# Bilder in GUI ändern ohne repaint()



## bob_sheknowdas (25. Mai 2012)

Hallo,

ich habe mit java3D ein Spiel programmiert und wollte das in eine GUI packen, die mir zusätzlich zum eigentlichen 3D-Spielbildschirm auch ein paar Statuswerte anzeigt. 
Dazu gehört unter anderem ein Bild (png) der aktuell gezogenen Waffe.
Nun soll natürlich dieses Bild auch wechseln, wenn die Waffe gewechselt wird.

Bisher habe ich dafür die Methode setIcon() genutzt.
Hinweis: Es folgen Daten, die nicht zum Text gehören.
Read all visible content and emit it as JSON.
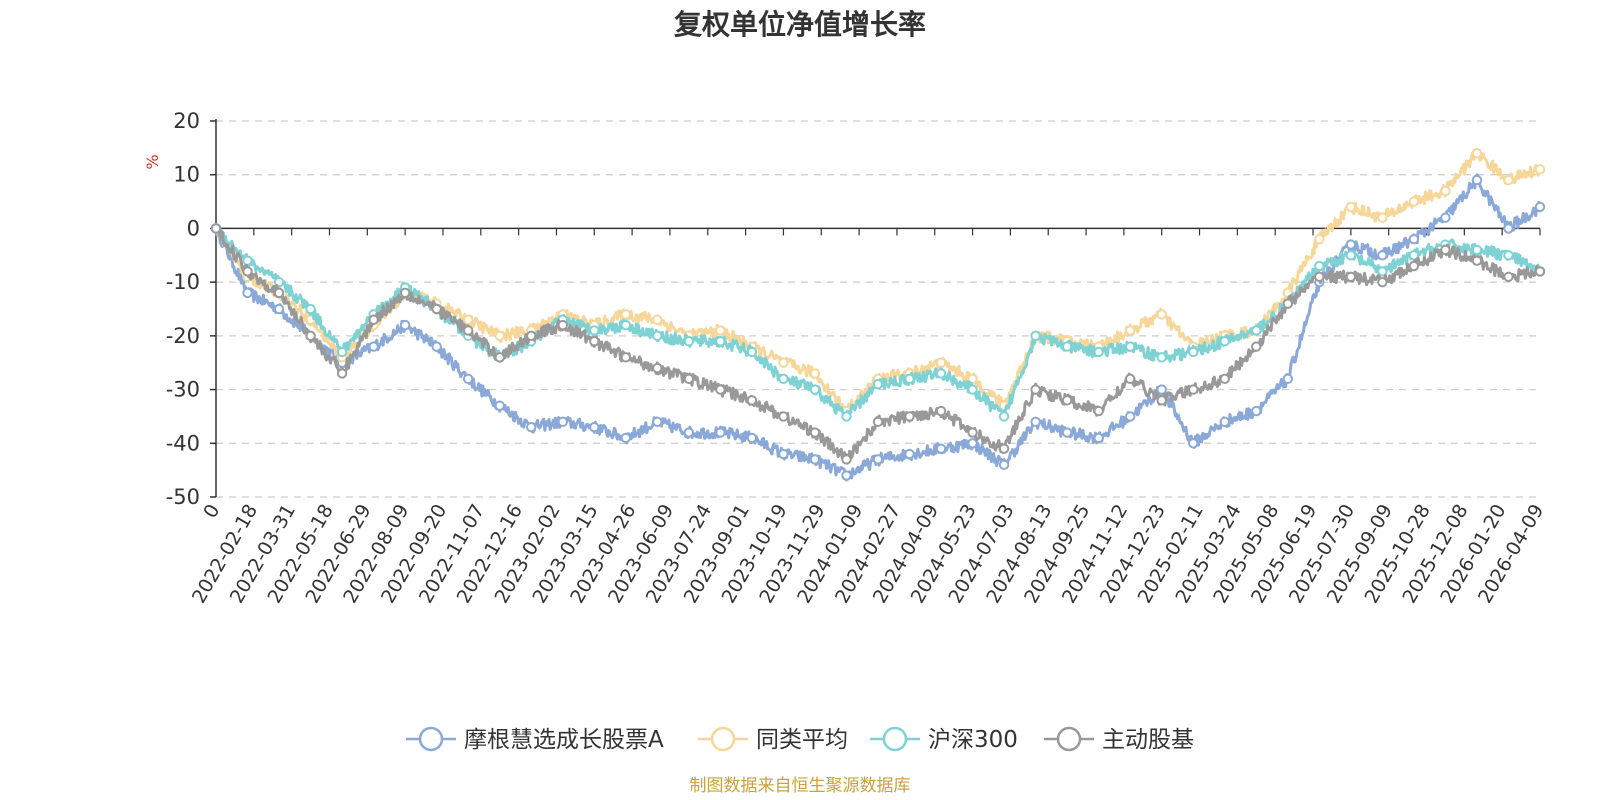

Die führte aber zu den unschönen Effekt, dass bei Bildänderung die ganze GUI (also auch mein 3D-Spielbildschirm) kurz flackert (hätte nur das Panel, welches das waffen.png enthällt geflackert wäre das kein Problem).
Ich nehme stark an, das Flackern kommt dadurch zu stande, dass setIcon() auch repaint() aufruft, sicher bin ich mir aber nicht.

Ich habe jetzt nach Alternativlösungen gesucht. Die einzige Idee, die mir soweit gekommen ist, war mehrere Panels von vorneherein mit den Bildern auszustatten und dann während der Laufzeit bei Bedarf einfach das aktuelle Panel aus der GUI zu löschen und durch das mit dem korekkten Bild zu ersetzen.
Das hat aber so richtig auch nciht funktioniert...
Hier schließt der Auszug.